We must reform the public sector
THE EDITOR, Sir:
Finance Minister Dr Peter Phillips has given the assurance that there are no plans at this time by the Government to cut public-sector jobs. Rather, the administration is focused on containing public-sector wages below nine per cent of Gross Domestic Product (GDP).
The minister has given such a commitment, while promising that public-sector workers will not be asked to accept another wage freeze when the next round of wage negotiations gets under way soon.
It remains to be seen how the minister will be able to grant any meaningful wage increase and not cut public-sector jobs, while remaining committed to the International Monetary Fund's (IMF) condition of containing public-sector wages within a certain level of GDP. Only recently, the IMF recommended that the Government consider extending the public sector wage freeze.

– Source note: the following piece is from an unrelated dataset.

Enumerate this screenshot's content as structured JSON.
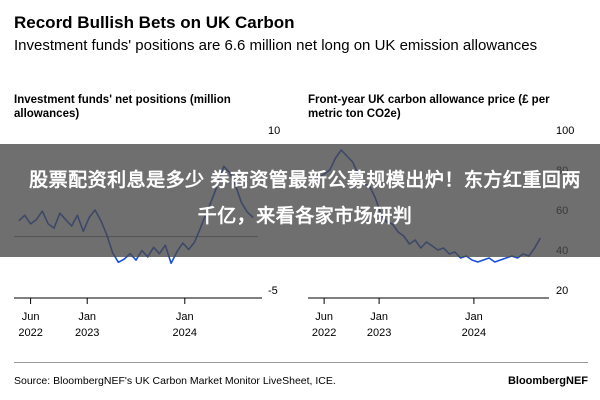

While it is full time our public-sector workers be given a pay increase and be paid fairly, considering many of them have been finding it difficult to survive in our hostile economic environment, the public sector is rather bloated, and in most instances, inefficient.
Despite the political unpalatability, especially as elections draw near, public-sector job cuts must be contemplated for the good of the country. Benefits packages must also be re-examined to be fair, but less overly generous and burdensome to the country's coffers.
The practice of government finding jobs for the boys and girls must be curtailed as too many of those given jobs in the public sector are party loyalists without the requisite skills to provide optimal service to the people of this country.
GET RID OF DUPLICATES
We must get rid of duplications and unnecessary positions in the public sector. We should also replace one out of every two public-sector workers and civil servants who retire and dedicate the savings to better remunerate and train those workers remaining in order to provide for greater efficiency and modernisation of the public sector.
Cutting the public sector, including members of the civil service, will result in fewer but better-paid workers, who should enjoy greater job satisfaction and deliver improved service to the citizenry.
In solidarity with the public-sector workers, Prime Minister Portia Simpson Miller must, at a minimum, cut and revamp her bloated and ineffective Cabinet to provide greater management to the country's affairs.